Chris turned the page of the paper. Buck bit into his piece of toast. The Saturday morning sun was just filtering in through the window.
“J.D.’s coming,” Chris murmured as he sipped his coffee. The youngster was yelling for his father at the top of his lungs. This was nothing out of the ordinary. Neither adult moved. Had Vin been yelling… now that would have been a different matter.
Moments later, the child burst into the kitchen. His excited face, which was smudged with dirt from his early morning expedition, was split with a wide smile.
“Pa! Pa! Look! Look what I caught!” He held up a large hook with four, two inch ‘fish’ on it. “We went fishin’. You said there was no fish, but look!”
Buck choked on his coffee, his eyes doubling in size.
Vin wandered into the room and tentatively flicked his gaze from Buck to Chris. The six year-old bit down on his bottom lip and rolled it inward.
Chris looked over the top of his paper, and the edges of his mouth rose. “That’s quite a catch, J.D.”
“Vin helped me. You said there was no fish, but look!” The child proudly handed the hook to Buck who examined it like it was something from another planet.
Chris chuckled.
Buck blinked.
J.D.’s chest puffed out. “Vin didn’t catch nothin’, but I did. Four! We can have one each! I’ll bet no other kid has ever caught four like that!”
“I reckon you’re right, son,” Buck agreed as he placed the bounty on the table. He glanced at Vin, but the child was deliberating avoiding eye contact.
Before Buck could comment further, the jingle from J.D.’s favourite television show wafted in from the family room.
“Yes! Come on, Pa. It’s startin’.” J.D. grabbed his father’s hand and dragged him toward the door, his hard earned catch now forgotten. As Buck disappeared, he glanced back over his shoulder and mouthed to Vin, “thank you.”
A smile melted onto Vin’s features and he turned to check if he had his father’s approval.
Chris put the newspaper down and handed the youngster a glass of milk. “How did you manage it?”
“You know, J.D. He never stays with the rod. He keeps rushin’ off to look at other things.”
“So you took them with you, and just fastened them on the hook, and then threw it in for him to pull up?”

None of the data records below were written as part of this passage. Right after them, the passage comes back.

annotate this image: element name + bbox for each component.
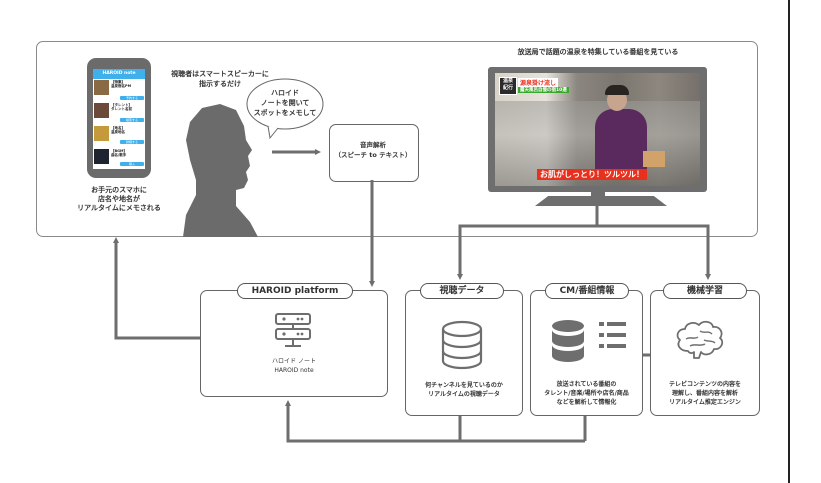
arrow-tv-to-ml: [597, 224, 711, 280]
phone-action-button[interactable]: 検索する: [120, 118, 144, 122]
phone-thumb: [94, 149, 109, 164]
tv-screen: 温泉 紀行 源泉掛け流し 露天風呂自慢の宿10選 お肌がしっとり！ツルツル！: [495, 73, 700, 186]
tv-logo-line1: 温泉: [502, 78, 513, 84]
platform-line1: ハロイド ノート: [272, 358, 316, 365]
speech-line3: スポットをメモして: [253, 109, 317, 117]
phone-item-line2: 温泉地名: [111, 130, 125, 134]
phone-list-item[interactable]: 【地名】温泉地名: [93, 125, 145, 148]
viewing-data-title: 視聴データ: [420, 283, 504, 299]
phone-item-line1: 【特集】: [111, 80, 125, 84]
asr-subtitle: （スピーチ to テキスト）: [334, 151, 412, 159]
ml-line2: 理解し、番組内容を解析: [671, 390, 738, 397]
phone-caption-line2: 店名や地名が: [98, 195, 140, 203]
phone-item-line1: 【BGM】: [111, 149, 128, 153]
tv-title-red: 源泉掛け流し: [518, 78, 559, 87]
phone-thumb: [94, 80, 109, 95]
machine-learning-box: [650, 290, 760, 416]
cm-info-title: CM/番組情報: [545, 283, 629, 299]
phone-action-button[interactable]: 詳細する: [120, 140, 144, 144]
phone-item-line1: 【タレント】: [111, 103, 132, 107]
viewing-data-line1: 何チャンネルを見ているのか: [425, 382, 503, 389]
viewing-data-box: [405, 290, 523, 416]
phone-item-line2: タレント名前: [111, 107, 132, 111]
tv-channel-logo: 温泉 紀行: [499, 77, 517, 95]
arrow-tv-to-viewing-data: [457, 224, 597, 280]
viewer-caption-line1: 視聴者はスマートスピーカーに: [171, 70, 269, 78]
tv-stand-base: [535, 196, 667, 206]
phone-action-button[interactable]: 予約する: [120, 96, 144, 100]
ml-line3: リアルタイム推定エンジン: [669, 399, 741, 406]
arrow-platform-to-phone: [113, 237, 200, 340]
cm-info-box: [530, 290, 643, 416]
arrow-data-to-platform: [285, 400, 585, 443]
tv-person-hair: [605, 85, 629, 95]
speech-line2: ノートを開いて: [260, 99, 310, 107]
platform-line2: HAROID note: [274, 367, 314, 374]
phone-item-line2: 曲名/歌手: [111, 153, 127, 157]
phone-caption-line3: リアルタイムにメモされる: [77, 204, 161, 212]
page-right-border: [788, 0, 790, 483]
viewing-data-line2: リアルタイムの視聴データ: [428, 391, 500, 398]
cm-info-line2: タレント/音楽/場所や店名/商品: [544, 390, 629, 397]
phone-caption-line1: お手元のスマホに: [91, 186, 147, 194]
phone-item-line2: 温泉宿名PM: [111, 84, 132, 88]
phone-item-line1: 【地名】: [111, 126, 125, 130]
machine-learning-title: 機械学習: [663, 283, 747, 299]
phone-list-item[interactable]: 【BGM】曲名/歌手: [93, 148, 145, 169]
tv-title-green: 露天風呂自慢の宿10選: [518, 87, 569, 93]
phone-list-item[interactable]: 【特集】温泉宿名PM: [93, 79, 145, 102]
speech-line1: ハロイド: [271, 89, 299, 97]
tv-person-robe: [595, 109, 647, 179]
tv-caption: 放送局で話題の温泉を特集している番組を見ている: [517, 48, 679, 56]
ml-line1: テレビコンテンツの内容を: [668, 381, 741, 388]
phone-list-item[interactable]: 【タレント】タレント名前: [93, 102, 145, 125]
tv-wooden-bucket: [643, 151, 665, 167]
phone-app-title: HAROID note: [93, 69, 145, 79]
cm-info-line3: などを解析して情報化: [556, 399, 617, 406]
speech-text: ハロイド ノートを開いて スポットをメモして: [247, 88, 323, 118]
phone-thumb: [94, 103, 109, 118]
phone-action-button[interactable]: 購入: [120, 162, 144, 166]
speech-to-text-box: [329, 124, 419, 182]
asr-title: 音声解析: [360, 141, 386, 149]
haroid-platform-title: HAROID platform: [237, 283, 353, 299]
phone-thumb: [94, 126, 109, 141]
tv-subtitle: お肌がしっとり！ツルツル！: [537, 169, 647, 180]
tv-logo-line2: 紀行: [502, 85, 513, 91]
viewer-caption-line2: 指示するだけ: [199, 80, 241, 88]
cm-info-line1: 放送されている番組の: [556, 381, 617, 388]
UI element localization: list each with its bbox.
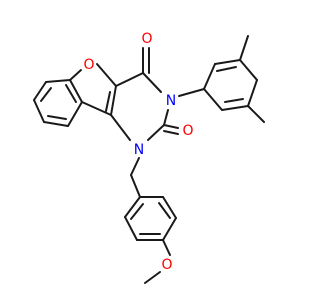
bond — [247, 105, 265, 123]
bond — [203, 63, 216, 90]
bond — [33, 81, 47, 101]
bond — [163, 124, 179, 129]
methoxy-oxygen-label: O — [161, 257, 172, 273]
bond — [144, 271, 161, 284]
bond — [124, 196, 141, 218]
bond — [33, 99, 45, 123]
bond — [163, 109, 169, 126]
bond — [142, 72, 162, 93]
bond — [110, 114, 131, 141]
bond — [65, 84, 77, 103]
bond — [96, 63, 117, 87]
carbonyl-oxygen-top-label: O — [141, 31, 152, 47]
furan-oxygen-label: O — [83, 57, 94, 73]
n1-nitrogen-label: N — [134, 142, 144, 158]
bond — [69, 69, 82, 81]
bond — [47, 115, 67, 120]
bond — [158, 202, 171, 219]
bond — [81, 101, 112, 116]
bond — [147, 124, 165, 141]
n3-nitrogen-label: N — [166, 93, 176, 109]
bond — [105, 91, 111, 112]
bond — [221, 105, 249, 111]
bond — [247, 79, 258, 107]
atom-label-layer: O O N O N O — [83, 31, 193, 273]
bond — [163, 130, 179, 135]
bond — [130, 157, 140, 176]
bond — [162, 239, 171, 256]
bond — [69, 79, 83, 103]
bond — [43, 121, 69, 127]
bond — [124, 216, 138, 241]
bond — [216, 66, 237, 72]
bond — [130, 203, 144, 220]
bond — [214, 59, 241, 65]
bond — [239, 59, 258, 81]
structure-diagram: O O N O N O — [33, 31, 265, 284]
bond — [178, 88, 205, 97]
bond — [130, 174, 141, 198]
bond — [239, 35, 249, 61]
bond — [203, 88, 223, 111]
molecule-canvas: O O N O N O — [33, 31, 265, 284]
bond — [115, 72, 144, 87]
bond — [110, 85, 117, 116]
bond — [162, 196, 177, 219]
bond — [40, 87, 52, 102]
bond — [67, 101, 83, 127]
carbonyl-oxygen-right-label: O — [182, 123, 193, 139]
bond — [45, 79, 71, 83]
bond-layer — [33, 35, 265, 284]
bond — [162, 217, 177, 241]
bond — [224, 98, 244, 103]
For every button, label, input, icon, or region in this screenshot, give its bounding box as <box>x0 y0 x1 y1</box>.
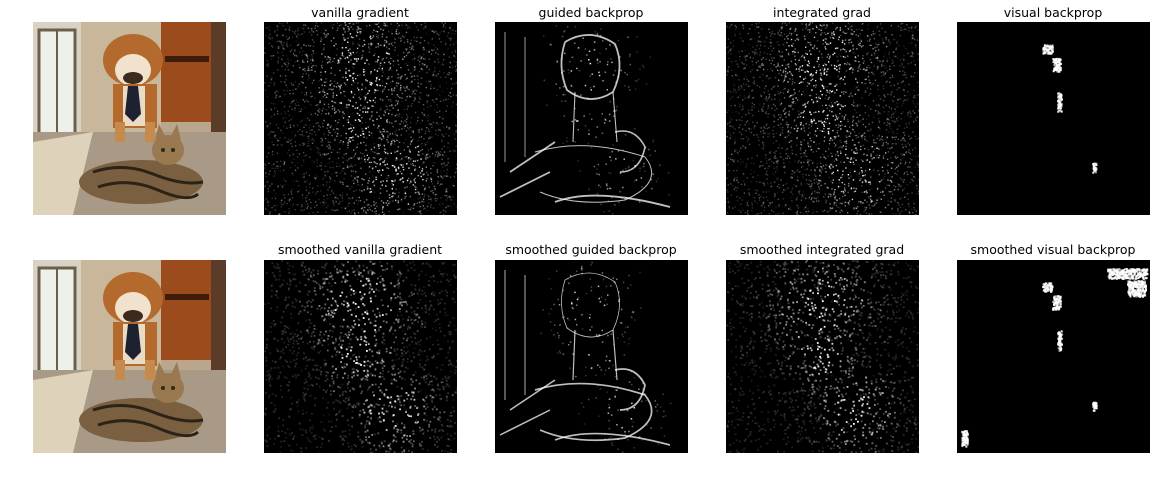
panel-title-vanilla-gradient: vanilla gradient <box>311 5 409 20</box>
saliency-image <box>726 260 919 453</box>
original-photo-dog-cat <box>33 260 226 453</box>
saliency-image <box>957 260 1150 453</box>
saliency-map-visual-backprop <box>957 22 1150 215</box>
saliency-map-smoothed-visual-backprop <box>957 260 1150 453</box>
saliency-map-guided-backprop <box>495 22 688 215</box>
saliency-image <box>264 260 457 453</box>
saliency-map-integrated-grad <box>726 22 919 215</box>
original-photo-dog-cat <box>33 22 226 215</box>
saliency-map-smoothed-integrated-grad <box>726 260 919 453</box>
photo-image <box>33 22 226 215</box>
saliency-map-vanilla-gradient <box>264 22 457 215</box>
panel-title-visual-backprop: visual backprop <box>1003 5 1103 20</box>
saliency-image <box>495 22 688 215</box>
panel-title-guided-backprop: guided backprop <box>538 5 644 20</box>
panel-title-smoothed-vanilla-gradient: smoothed vanilla gradient <box>277 242 443 257</box>
panel-title-smoothed-integrated-grad: smoothed integrated grad <box>739 242 905 257</box>
panel-title-smoothed-visual-backprop: smoothed visual backprop <box>970 242 1136 257</box>
saliency-image <box>264 22 457 215</box>
saliency-image <box>495 260 688 453</box>
panel-title-integrated-grad: integrated grad <box>773 5 871 20</box>
saliency-map-smoothed-vanilla-gradient <box>264 260 457 453</box>
saliency-image <box>726 22 919 215</box>
panel-title-smoothed-guided-backprop: smoothed guided backprop <box>505 242 677 257</box>
saliency-map-smoothed-guided-backprop <box>495 260 688 453</box>
saliency-image <box>957 22 1150 215</box>
photo-image <box>33 260 226 453</box>
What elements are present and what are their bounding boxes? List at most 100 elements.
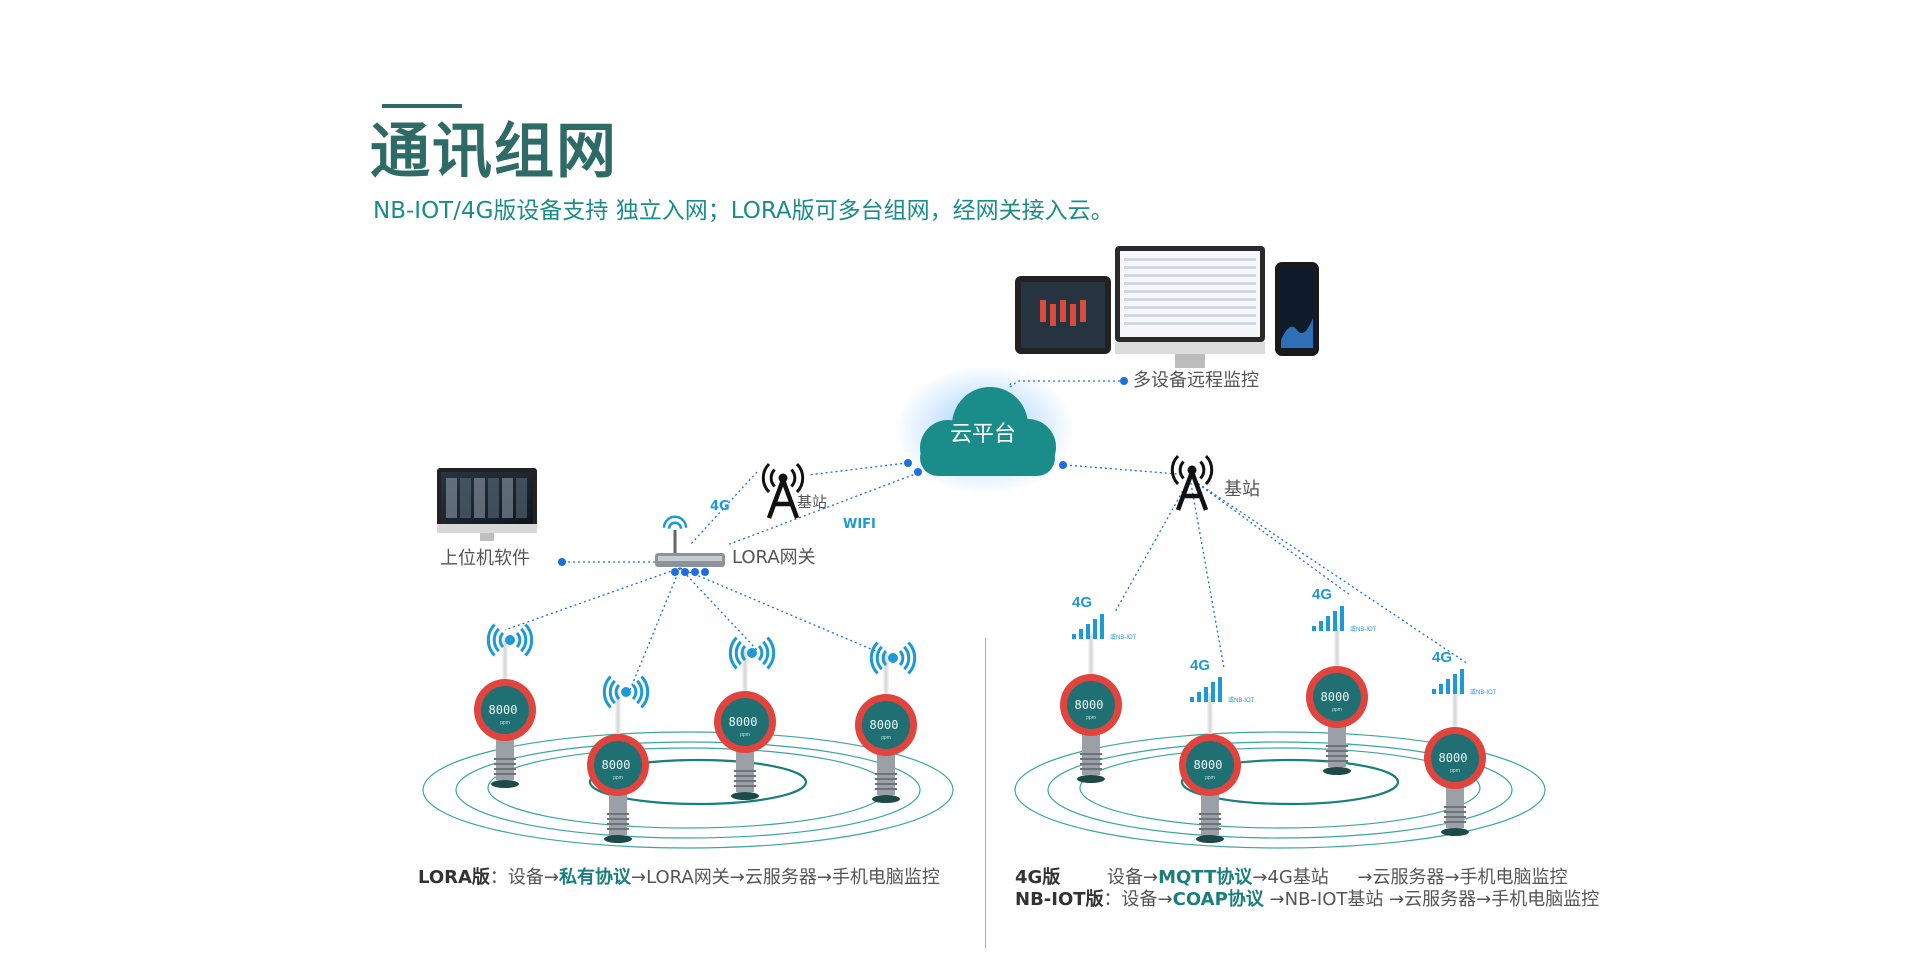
cloud-icon <box>920 387 1056 476</box>
page-subtitle: NB-IOT/4G版设备支持 独立入网；LORA版可多台组网，经网关接入云。 <box>373 198 1114 224</box>
device-thread <box>875 773 897 775</box>
host-stand <box>480 533 494 541</box>
signal-bar <box>1197 692 1201 702</box>
host-computer-icon <box>437 468 537 541</box>
lora-signal-icon-2 <box>602 675 650 709</box>
device-thread <box>1326 750 1348 752</box>
multi-device-label: 多设备远程监控 <box>1133 370 1259 391</box>
desktop-row <box>1124 266 1256 269</box>
wifi-wave-right <box>907 641 917 675</box>
device-thread <box>734 770 756 772</box>
signal-bar <box>1333 611 1337 631</box>
device-reading: 8000 <box>1321 690 1350 704</box>
link-tower-device-1 <box>1114 477 1191 613</box>
wifi-wave-right <box>524 623 534 657</box>
desktop-row <box>1124 290 1256 293</box>
protocol-4g-highlight: MQTT协议 <box>1158 867 1253 888</box>
link-gateway-device-2 <box>629 567 681 691</box>
tablet-chart-bar <box>1070 304 1076 326</box>
protocol-4g: 4G版设备→MQTT协议→4G基站 →云服务器→手机电脑监控 <box>1015 869 1568 887</box>
device-thread <box>1326 755 1348 757</box>
protocol-nbiot-highlight: COAP协议 <box>1172 889 1264 910</box>
link-cloud-tower-left <box>807 462 908 476</box>
tower-legs <box>766 479 800 519</box>
device-thread <box>607 813 629 815</box>
device-face <box>481 686 529 734</box>
device-thread <box>607 818 629 820</box>
device-thread <box>1199 828 1221 830</box>
wifi-wave-right <box>520 627 528 653</box>
signal-4g-text: 4G <box>1190 657 1210 674</box>
desktop-row <box>1124 314 1256 317</box>
signal-bar <box>1326 616 1330 631</box>
protocol-nbiot-post: →NB-IOT基站 →云服务器→手机电脑监控 <box>1263 889 1600 910</box>
signal-sub-text: 或NB-IOT <box>1470 688 1497 696</box>
tablet-chart-bar <box>1060 300 1066 322</box>
tower-wave-right <box>1199 460 1206 480</box>
signal-bar <box>1190 697 1194 702</box>
signal-sub-text: 或NB-IOT <box>1110 633 1137 641</box>
wifi-wave-left <box>740 644 747 662</box>
tower-left-label: 基站 <box>797 493 828 511</box>
tower-wave-left <box>769 468 776 488</box>
device-reading: 8000 <box>1075 698 1104 712</box>
link-gateway-device-4 <box>679 567 886 656</box>
device-shadow <box>1441 828 1469 836</box>
tower-wave-right <box>1204 454 1214 486</box>
tower-wave-left <box>1170 454 1180 486</box>
gateway-top <box>658 556 722 561</box>
tower-wave-right <box>790 468 797 488</box>
device-reading: 8000 <box>1439 751 1468 765</box>
nb-device-1: 8000 ppm <box>1060 632 1122 783</box>
wifi-wave-left <box>728 636 738 670</box>
monitoring-devices-icon <box>1015 246 1319 368</box>
wifi-wave-right <box>762 640 770 666</box>
device-unit: ppm <box>1086 715 1096 721</box>
device-thread <box>875 778 897 780</box>
signal-4g-icon-1: 4G 或NB-IOT <box>1072 594 1137 641</box>
signal-bar <box>1446 679 1450 694</box>
device-face <box>721 698 769 746</box>
desktop-row <box>1124 282 1256 285</box>
host-screen-panel <box>474 478 485 518</box>
host-screen-panel <box>446 478 457 518</box>
link-gateway-device-3 <box>679 567 758 651</box>
wifi-wave-left <box>734 640 742 666</box>
wifi-wave-left <box>614 683 621 701</box>
wifi-dot <box>505 635 515 645</box>
device-unit: ppm <box>1205 775 1215 781</box>
device-face <box>1431 734 1479 782</box>
wifi-wave-right <box>898 649 905 667</box>
device-reading: 8000 <box>729 715 758 729</box>
gateway-port-dot <box>691 568 699 576</box>
protocol-4g-post: →4G基站 →云服务器→手机电脑监控 <box>1252 867 1568 888</box>
device-thread <box>494 758 516 760</box>
section-divider <box>985 638 986 948</box>
device-thread <box>494 763 516 765</box>
device-thread <box>1444 816 1466 818</box>
device-shadow <box>1323 767 1351 775</box>
link-tower-device-3 <box>1189 477 1351 596</box>
host-screen-panel <box>502 478 513 518</box>
signal-bar <box>1453 674 1457 694</box>
wifi-wave-right <box>631 683 638 701</box>
right-ring-core <box>1180 758 1400 806</box>
device-thread <box>734 775 756 777</box>
device-thread <box>494 773 516 775</box>
device-thread <box>1080 768 1102 770</box>
device-thread <box>1444 821 1466 823</box>
wifi-wave-left <box>608 679 616 705</box>
dot-monitor <box>1120 377 1128 385</box>
device-thread <box>1080 758 1102 760</box>
device-thread <box>734 780 756 782</box>
signal-4g-text: 4G <box>1072 594 1092 611</box>
wifi-wave-left <box>869 641 879 675</box>
wifi-wave-right <box>766 636 776 670</box>
signal-bar <box>1211 682 1215 702</box>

Vin nodded as he drank his milk.
Chris rose and picked up the soggy morsels. “I take it he wants them cooked for dinner?”
“Yep.”
Chris’ nose wrinkled at the unpleasant aroma and tossed J.D.’s catch into the trash. “I think that can be arranged. He won’t know the difference if we replace them with ones that haven’t been at the bottom of the pond. Are there any left?”
Vin nodded. His face shadowed slightly. “You didn’t mind me taking them, Pa? He wanted to catch fish real bad and I couldn’t think of anything else.”
“No, I don’t mind, Cowboy.” Chris patted his son’s head with pride. Vin had a heart the size of the whole outdoors.
**
Seventeen years later, at J.D.’s twenty-first birthday party, Chris recounted the story of the morning when, as a four-year old, J.D. had returned from a fishing expedition and proudly presented Buck with a hook holding four very soggy, still partially frozen, fish sticks.